SIXTH:Elections of directors need not be by written ballot unless the by-laws of the corporation shall so provide.
SEVENTH:To the fullest extent permitted by the DGCL as the same exists or as may hereafter be amended, no director of the corporation shall be personally liable to the corporation or its stockholders for monetary damages for breach of fiduciary duty as a director.
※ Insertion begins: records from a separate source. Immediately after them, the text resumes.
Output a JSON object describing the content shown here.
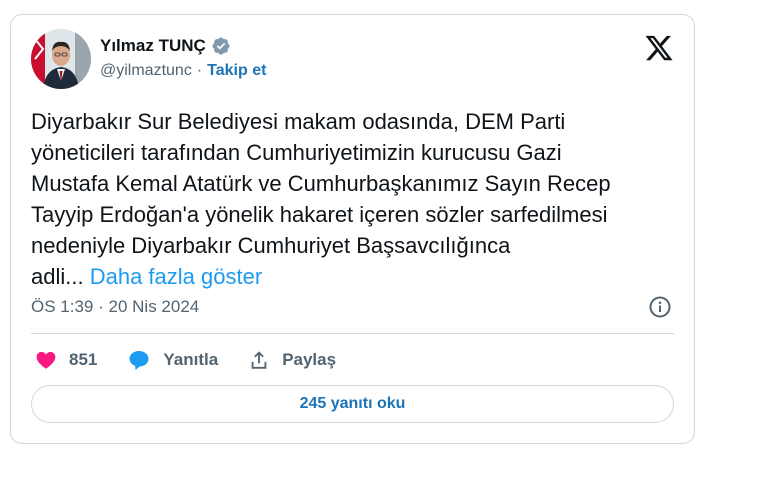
{
  "author": {
    "display_name": "Yılmaz TUNÇ",
    "handle": "@yilmaztunc",
    "separator": "·",
    "follow_label": "Takip et",
    "verified": true
  },
  "tweet": {
    "text_lines": [
      "Diyarbakır Sur Belediyesi makam odasında, DEM Parti",
      "yöneticileri tarafından Cumhuriyetimizin kurucusu Gazi",
      "Mustafa Kemal Atatürk ve Cumhurbaşkanımız Sayın Recep",
      "Tayyip Erdoğan'a yönelik hakaret içeren sözler sarfedilmesi",
      "nedeniyle Diyarbakır Cumhuriyet Başsavcılığınca",
      "adli..."
    ],
    "show_more_label": "Daha fazla göster",
    "time": "ÖS 1:39",
    "separator": "·",
    "date": "20 Nis 2024"
  },
  "actions": {
    "like_count": "851",
    "reply_label": "Yanıtla",
    "share_label": "Paylaş"
  },
  "replies_button_label": "245 yanıtı oku",
  "icons": {
    "logo": "x-logo-icon",
    "verified": "verified-badge-icon",
    "info": "info-icon",
    "like": "heart-icon",
    "reply": "speech-bubble-icon",
    "share": "share-upload-icon"
  },
  "colors": {
    "like": "#f91880",
    "reply": "#1d9bf0",
    "link": "#1d74b6",
    "show_more": "#1d9bf0",
    "text": "#0f1419",
    "muted": "#536471",
    "border": "#cfd9de"
  }
}
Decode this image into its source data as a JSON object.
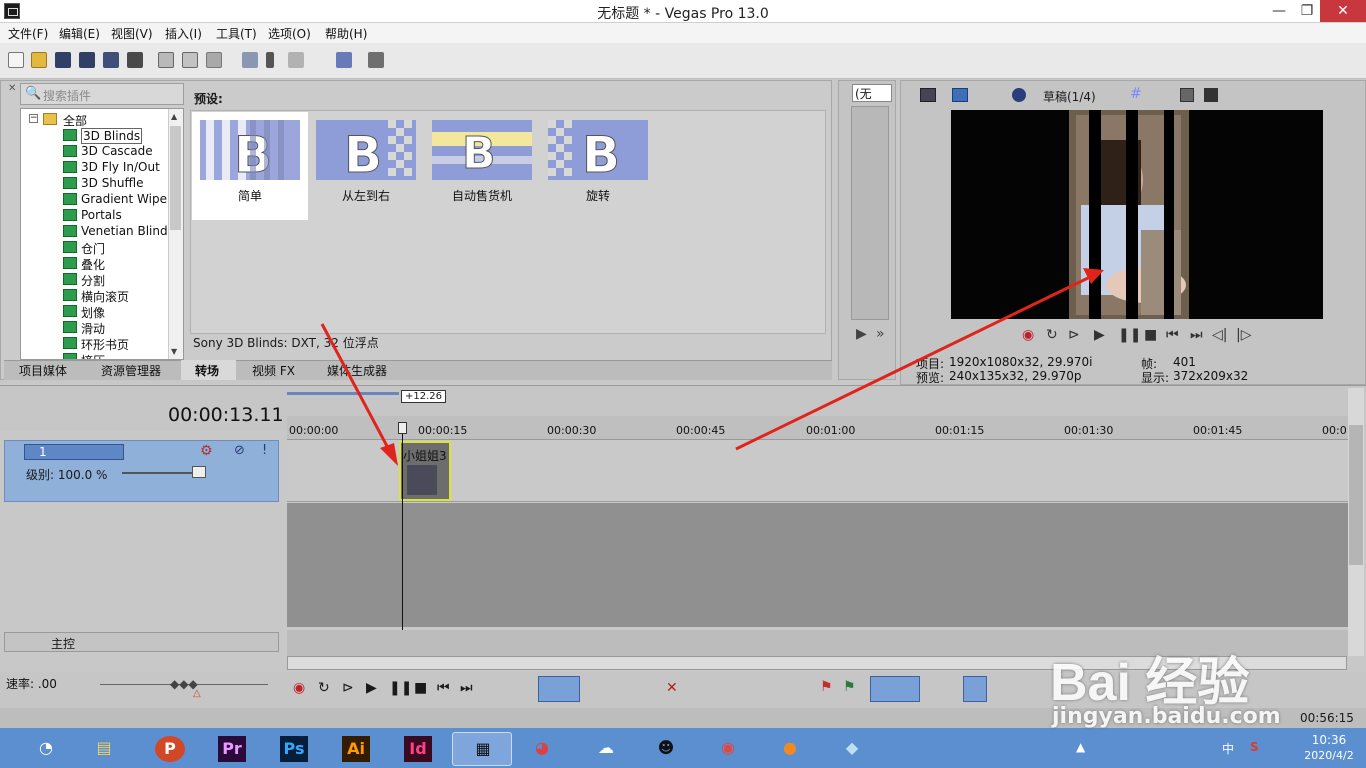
{
  "window": {
    "title": "无标题 * - Vegas Pro 13.0"
  },
  "menu": [
    "文件(F)",
    "编辑(E)",
    "视图(V)",
    "插入(I)",
    "工具(T)",
    "选项(O)",
    "帮助(H)"
  ],
  "plugins": {
    "search_placeholder": "搜索插件",
    "presets_label": "预设:",
    "tree_root": "全部",
    "tree_items": [
      "3D Blinds",
      "3D Cascade",
      "3D Fly In/Out",
      "3D Shuffle",
      "Gradient Wipe",
      "Portals",
      "Venetian Blinds",
      "仓门",
      "叠化",
      "分割",
      "横向滚页",
      "划像",
      "滑动",
      "环形书页",
      "挤压"
    ],
    "presets": [
      "简单",
      "从左到右",
      "自动售货机",
      "旋转"
    ],
    "description": "Sony 3D Blinds: DXT, 32 位浮点",
    "tabs": [
      "项目媒体",
      "资源管理器",
      "转场",
      "视频 FX",
      "媒体生成器"
    ]
  },
  "trimmer": {
    "dropdown": "(无"
  },
  "preview": {
    "quality": "草稿(1/4)",
    "project_label": "项目:",
    "project_value": "1920x1080x32, 29.970i",
    "preview_label": "预览:",
    "preview_value": "240x135x32, 29.970p",
    "frame_label": "帧:",
    "frame_value": "401",
    "display_label": "显示:",
    "display_value": "372x209x32"
  },
  "timeline": {
    "timecode": "00:00:13.11",
    "loop_badge": "+12.26",
    "ticks": [
      "00:00:00",
      "00:00:15",
      "00:00:30",
      "00:00:45",
      "00:01:00",
      "00:01:15",
      "00:01:30",
      "00:01:45",
      "00:0"
    ],
    "track_number": "1",
    "track_level": "级别: 100.0 %",
    "clip_label": "小姐姐3",
    "master_label": "主控",
    "rate": "速率: .00",
    "status_time": "00:56:15"
  },
  "taskbar": {
    "apps": [
      "browser",
      "explorer",
      "powerpoint",
      "premiere",
      "photoshop",
      "illustrator",
      "indesign",
      "vegas",
      "app",
      "app",
      "qq",
      "chrome",
      "app",
      "app"
    ],
    "labels": {
      "pr": "Pr",
      "ps": "Ps",
      "ai": "Ai",
      "id": "Id"
    },
    "ime": "中",
    "clock": "10:36",
    "date": "2020/4/2"
  },
  "watermark": {
    "brand": "Bai 经验",
    "url": "jingyan.baidu.com"
  },
  "colors": {
    "taskbar": "#5b8fd0",
    "track_header": "#8fb0d8",
    "clip_border": "#d9e43a",
    "arrow": "#e0241c"
  }
}
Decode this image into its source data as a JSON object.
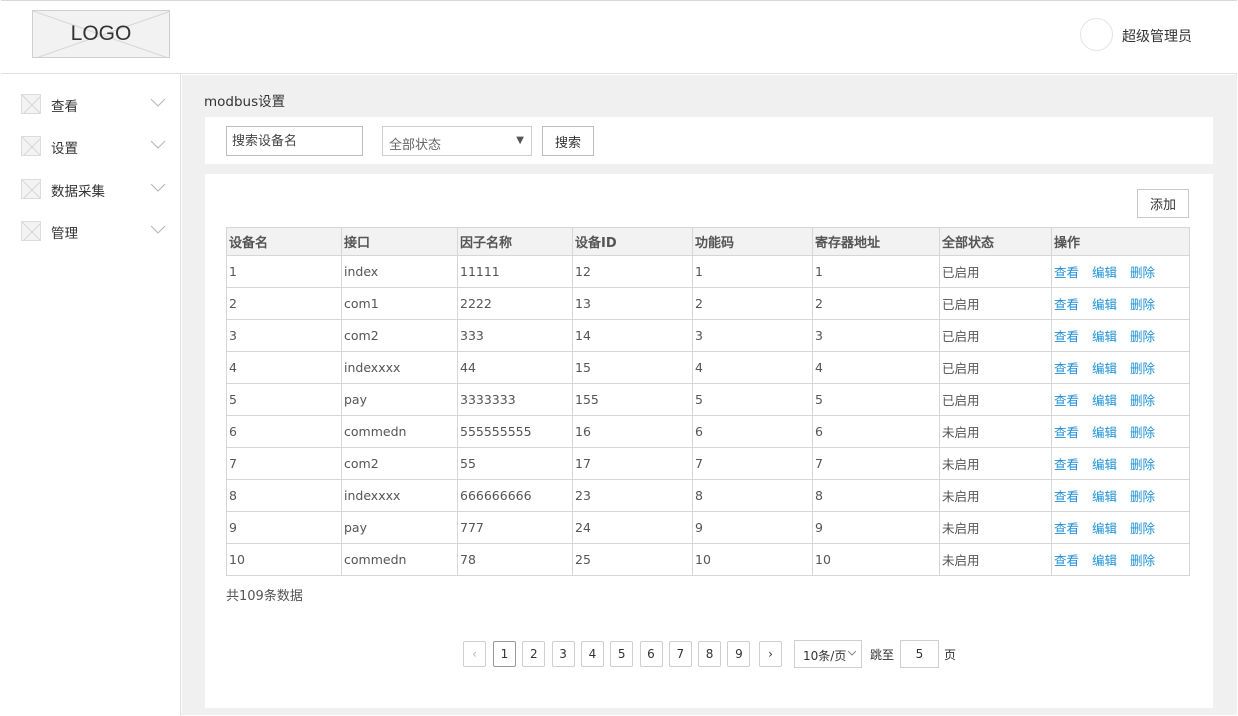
{
  "header": {
    "logo_text": "LOGO",
    "username": "超级管理员"
  },
  "sidebar": {
    "items": [
      {
        "label": "查看"
      },
      {
        "label": "设置"
      },
      {
        "label": "数据采集"
      },
      {
        "label": "管理"
      }
    ]
  },
  "main": {
    "page_title": "modbus设置",
    "search": {
      "placeholder": "搜索设备名",
      "status_selected": "全部状态",
      "search_label": "搜索"
    },
    "add_label": "添加",
    "table": {
      "columns": [
        "设备名",
        "接口",
        "因子名称",
        "设备ID",
        "功能码",
        "寄存器地址",
        "全部状态",
        "操作"
      ],
      "rows": [
        {
          "name": "1",
          "interface": "index",
          "factor": "11111",
          "device_id": "12",
          "func_code": "1",
          "register": "1",
          "status": "已启用"
        },
        {
          "name": "2",
          "interface": "com1",
          "factor": "2222",
          "device_id": "13",
          "func_code": "2",
          "register": "2",
          "status": "已启用"
        },
        {
          "name": "3",
          "interface": "com2",
          "factor": "333",
          "device_id": "14",
          "func_code": "3",
          "register": "3",
          "status": "已启用"
        },
        {
          "name": "4",
          "interface": "indexxxx",
          "factor": "44",
          "device_id": "15",
          "func_code": "4",
          "register": "4",
          "status": "已启用"
        },
        {
          "name": "5",
          "interface": "pay",
          "factor": "3333333",
          "device_id": "155",
          "func_code": "5",
          "register": "5",
          "status": "已启用"
        },
        {
          "name": "6",
          "interface": "commedn",
          "factor": "555555555",
          "device_id": "16",
          "func_code": "6",
          "register": "6",
          "status": "未启用"
        },
        {
          "name": "7",
          "interface": "com2",
          "factor": "55",
          "device_id": "17",
          "func_code": "7",
          "register": "7",
          "status": "未启用"
        },
        {
          "name": "8",
          "interface": "indexxxx",
          "factor": "666666666",
          "device_id": "23",
          "func_code": "8",
          "register": "8",
          "status": "未启用"
        },
        {
          "name": "9",
          "interface": "pay",
          "factor": "777",
          "device_id": "24",
          "func_code": "9",
          "register": "9",
          "status": "未启用"
        },
        {
          "name": "10",
          "interface": "commedn",
          "factor": "78",
          "device_id": "25",
          "func_code": "10",
          "register": "10",
          "status": "未启用"
        }
      ],
      "actions": {
        "view": "查看",
        "edit": "编辑",
        "delete": "删除"
      },
      "link_color": "#1e90d6"
    },
    "total_text": "共109条数据",
    "pagination": {
      "prev": "‹",
      "next": "›",
      "pages": [
        "1",
        "2",
        "3",
        "4",
        "5",
        "6",
        "7",
        "8",
        "9"
      ],
      "current": "1",
      "page_size": "10条/页",
      "jump_label": "跳至",
      "jump_value": "5",
      "jump_unit": "页"
    }
  }
}
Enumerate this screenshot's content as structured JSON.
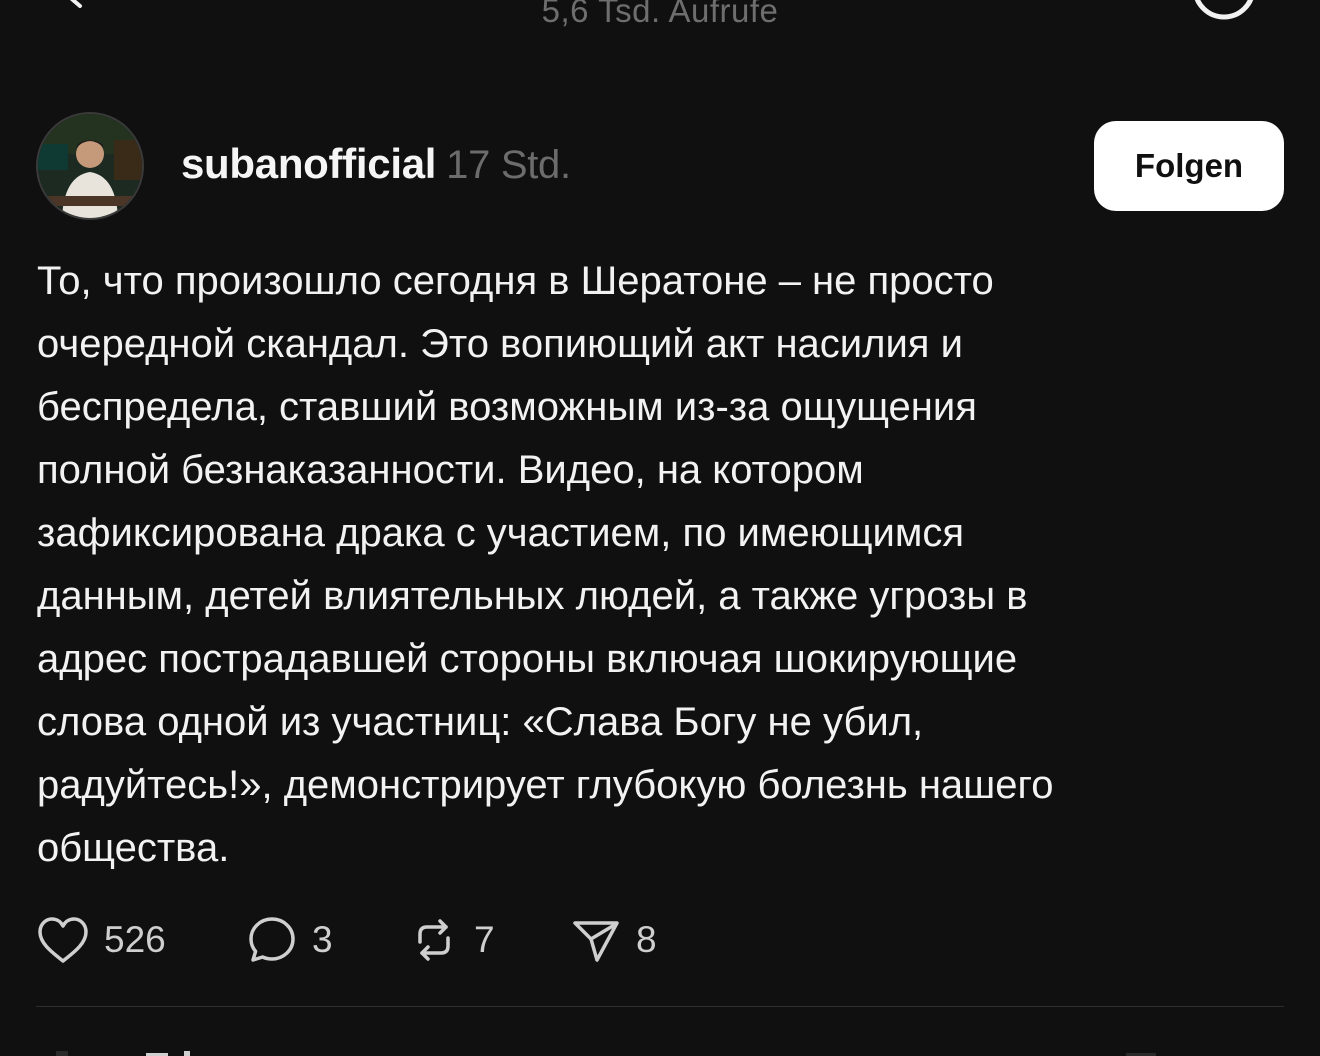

Any amendment, alteration or repeal of this Article that adversely affects any right of a director shall be prospective only and shall not limit or eliminate any such right with respect to any proceeding involving any occurrence or alleged occurrence of any action or omission to act that took place prior to such amendment, alteration or repeal.
EIGHTH:The corporation reserves the right at any time, and from time to time, to amend, alter, change or repeal any provision contained in this Certificate of Incorporation, and to add or insert other provisions authorized by the laws of the State of Delaware at the time in force, in the manner now or hereafter prescribed by law; and all rights, preferences and privileges of whatsoever nature conferred upon stockholders, directors or any other persons whomsoever by and pursuant to this Certificate of Incorporation in its present form or as hereafter amended are granted subject to the rights reserved in this Article EIGHTH.

 

 

NINTH:Whenever a compromise or arrangement is proposed between this corporation and its creditors or any class of them and/or between this corporation and its stockholders or any class of them, any court of equitable jurisdiction within the State of Delaware may, on the application in a summary way of this corporation or of any creditor or stockholder thereof or on the application of any receiver or receivers appointed for this corporation under the provisions of Section 291 of Title 8 of the Delaware Code or on the application of trustees in dissolution or of any receiver or receivers appointed for this corporation under the provisions of Section 279 of Title 8 of the Delaware Code order a meeting of the creditors or class of creditors, and/or of the stockholders or class of stockholders of this corporation, as the case may be, to be summoned in such manner as the said court directs. If a majority in number representing three-fourths in value of the creditors or class of creditors, and/or of the stockholders or class of stockholders of this corporation, as the case may be, agree to any compromise or arrangement and to any reorganization of this corporation as consequence of such compromise or arrangement, the said compromise or arrangement and the said reorganization shall, if sanctioned by the court to which the said application has been made, be binding on all the creditors or class of creditors, and/or on all the stockholders or class of stockholders, of this corporation, as the case may be, and also on this corporation.